Gambling involves wagering something of value on an uncertain event, such as a football match or scratchcard, with awareness of the risk and in hope of gain. It ranges from the buying of lottery tickets and betting with small sums by people with little, to sophisticated casino gambling in which skilled players may make significant profits. Despite the euphoria and excitement it can provide, it is not considered to be an admirable pastime; it can impoverish families and even lead to blackmail. It is often illegal and, even when legal, not socially acceptable.

Some individuals can suffer from a gambling disorder, a psychiatric condition similar to addiction to drugs or alcohol that causes compulsive behavior around gambling. Symptoms can start in adolescence or later in adulthood, and may affect men and women equally. Those with a severe gambling disorder might need inpatient treatment or rehabilitation, where they can receive round-the-clock support.

It is important to recognise if there is a problem, as the compulsion to gamble can take over your life and cause serious harm. You might hide your gambling, lie about how much time or money you are spending on it, or spend more and more to try and win back your losses. You might also start missing work or socialising and feel guilty about your behaviour. It can be hard to admit you have a problem, especially if it has cost you money or strained relationships.

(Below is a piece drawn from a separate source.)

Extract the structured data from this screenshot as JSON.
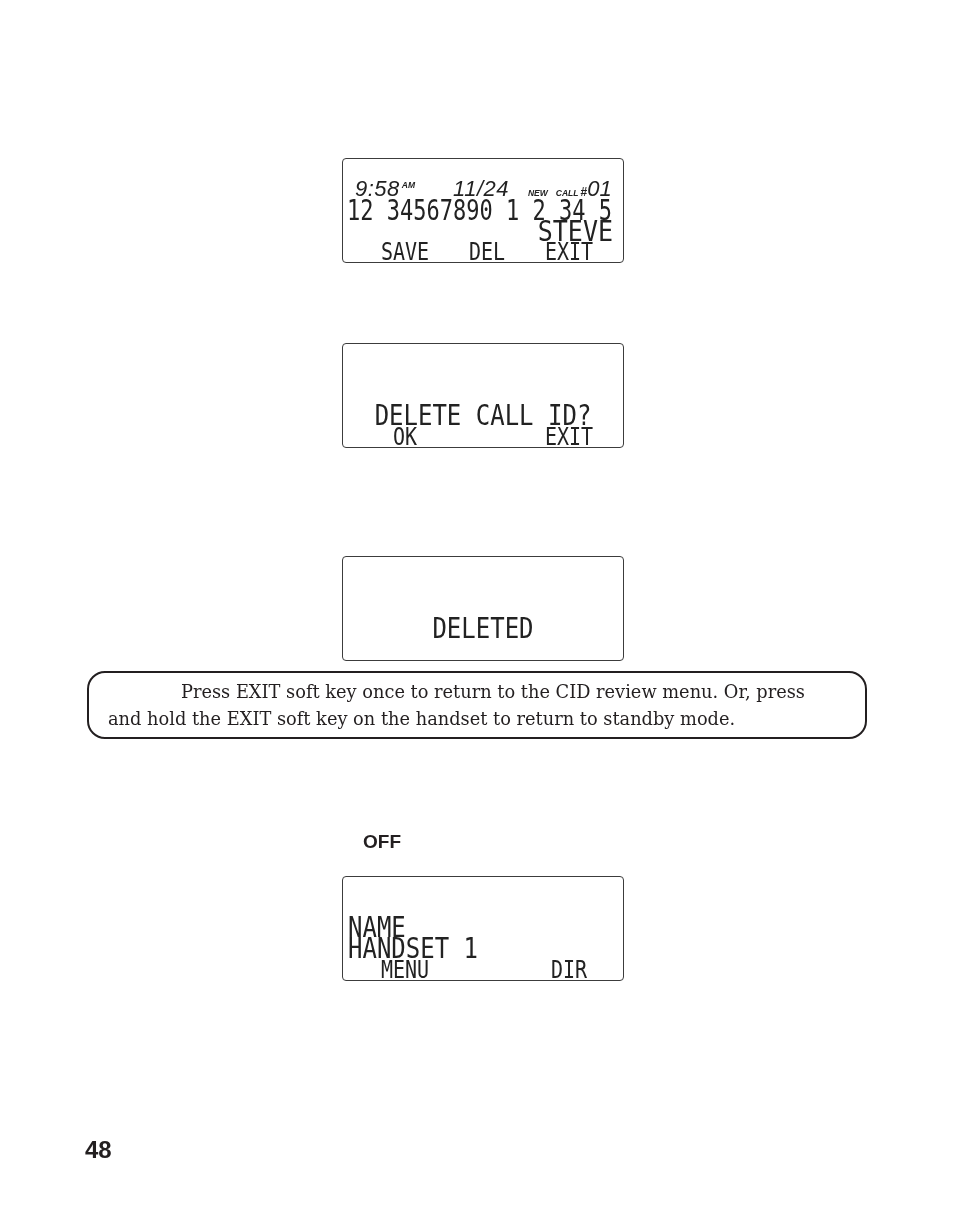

There are many treatment options available, from individual counselling to peer support groups based on Alcoholics Anonymous. A therapist can help you learn to recognise your triggers and develop a plan to avoid gambling or manage your addiction. Family therapy can help you deal with the specific problems caused by your gambling, and marriage, career and credit counseling might be useful if you have damaged your relationships and finances.

Many people start gambling as a way to self-soothe unpleasant emotions, unwind or socialise, but there are healthier and safer ways to do this. You could try exercising, visiting friends who don’t gamble, taking up a new hobby or practicing relaxation techniques. Alternatively, you might consider joining a support group for gambling addicts, which follows a model similar to that of Alcoholics Anonymous.

It is also helpful to set a budget for your gambling and stick to it. This way you can control how much you are spending, and you will be able to stop when your limit is reached. It is also a good idea to only gamble with cash, and remove your cards from your wallet when going out to gamble so you cannot autofill on gambling sites. You might also like to set a timer or alarm for yourself, as it can be easy to lose track of time while gambling. It is also useful to keep a record of your wins and losses, which can be an effective motivator to stay on the right track. If you have to gamble, you might also want to use a betting system, which increases your chances of winning by changing your bets according to the results of previous bets.